Bertemu dengan sahabat yang bisa menerima dan memahaminya--Maryam, membuatnya bisa sejenak melupakan kekalutan dalam dirinya.
Petualangan seru dan meraih mimpi dilakukan bersama dengan sahabat terbaiknya.

Hingga kemudian rahasia besar itu terbongkar
Masing-masing dihadapkan dengan pilihan yang sulit..
Lail yang mulanya tidak menerima keputusan Esok, berencana ingin menghapus semua ingatan buruknya..
Namun tanpa disangka keputusan Esok tidak seperti yang dipikirkan Lail..
Seperti ucapan Maryam dan Elijah si Psikiater, Barangsiapa yang bisa menerima, maka dia akan bisa melupakan, hidup bahagia. Tapi jika dia tidak bisa menerima, dia tidak akan bisa melupakan.

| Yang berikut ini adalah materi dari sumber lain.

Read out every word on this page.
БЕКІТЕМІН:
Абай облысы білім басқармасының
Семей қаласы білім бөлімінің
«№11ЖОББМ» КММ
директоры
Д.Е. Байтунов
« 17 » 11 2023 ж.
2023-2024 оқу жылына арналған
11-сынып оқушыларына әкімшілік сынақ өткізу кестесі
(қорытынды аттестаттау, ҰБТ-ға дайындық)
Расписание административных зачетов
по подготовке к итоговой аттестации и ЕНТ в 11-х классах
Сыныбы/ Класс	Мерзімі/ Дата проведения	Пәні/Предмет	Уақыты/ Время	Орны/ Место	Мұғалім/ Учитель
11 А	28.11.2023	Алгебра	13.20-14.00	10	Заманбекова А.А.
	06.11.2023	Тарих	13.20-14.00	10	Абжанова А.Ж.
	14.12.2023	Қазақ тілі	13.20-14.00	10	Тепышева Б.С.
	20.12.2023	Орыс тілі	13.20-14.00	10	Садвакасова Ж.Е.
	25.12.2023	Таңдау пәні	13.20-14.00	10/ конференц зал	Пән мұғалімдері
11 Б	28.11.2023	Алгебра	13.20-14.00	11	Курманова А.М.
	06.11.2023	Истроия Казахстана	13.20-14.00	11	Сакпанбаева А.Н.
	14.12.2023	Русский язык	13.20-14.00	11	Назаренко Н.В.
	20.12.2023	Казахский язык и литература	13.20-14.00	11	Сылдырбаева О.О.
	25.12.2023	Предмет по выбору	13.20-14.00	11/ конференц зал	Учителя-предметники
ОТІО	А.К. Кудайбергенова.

Lail pun bisa menerima keputusan Esok, hidup bahagia bersama ditengah kemelut keadaan Bumi yang semakin memburuk.

"Bukan seberapa lama umat manusia bisa bertahan hidup sebagai ukuran kebahagiaan, tapi seberapa besar kemampuan mereka memeluk erat-erat semua hal menyakitkan yang mereka alami."
Hal. 317

Endingnya aku rasa fair untuk semua tokoh.
Pesan yang penulis ingin sampaikan, sampai ke pembaca.
Tali persahabatan antara Lail dan Maryam di pilin dengan apik dan menarik oleh penulis, membuat kita senang dengan interaksi keduanya. Gambaran Lail saat meragu juga dituliskan dengan sangat baik. Sedikit banyak kita juga mendapat ilmu tentang per-ikliman dan cuaca dari buku ini.
Buku yang cukup menarik!

tadyreading's review

Go to review page

3.0

This book not for me. Aku ga tau kenapa banyak yang suka sama buku ini. Aku kurang suka sama perkembangan karakter nya terutama Lail. Lail dibilang berani menurutku karena dia ngikutin Maryam (kebanyakan tindakannya bukan inisiatif dia), belum lagi masalah gengsi nya dia. Astaga, agak frustasi liat konflik mereka cuma gara2 komunikasi

readcells's review

Go to review page

5.0

Huaaa akhirnya nemu juga buku yang bisa membuatku menitikan air mata:"
Ini di luar ekspetasi aku eh. Aku kira ini bakal bercerita tentang fiksi-fiksi biasa yang bersetting lokal trus yang beramanatkan tentang kehidupan gitu seperti beberapa buku Bang Tere. Ternyata, ini malah buku distopian-romance gitu wiiiih:D Setelah serial Bumi yang fantasi itu, buku ini membuktikan bahwa penulisnya sangat mahir menulis berbagai genre cerita. Dan, ide ceritanya itu, lho. Keren. Two thumbs! Banyak banget hal tak terduga, plot twistnya di sini dan sebagai seseorang yang suka plot twist aku senanggg! Walaupun plot twist di bab terakhir itu mengharukan juga dan sempet buat aku harus berhenti sejenak bacanya, ambil napas, menyiapkan hati yang lapang.........yang ternyata buat ending yang mantab soul itu:))) Pokoknya amat tidak mengecewakan, lah!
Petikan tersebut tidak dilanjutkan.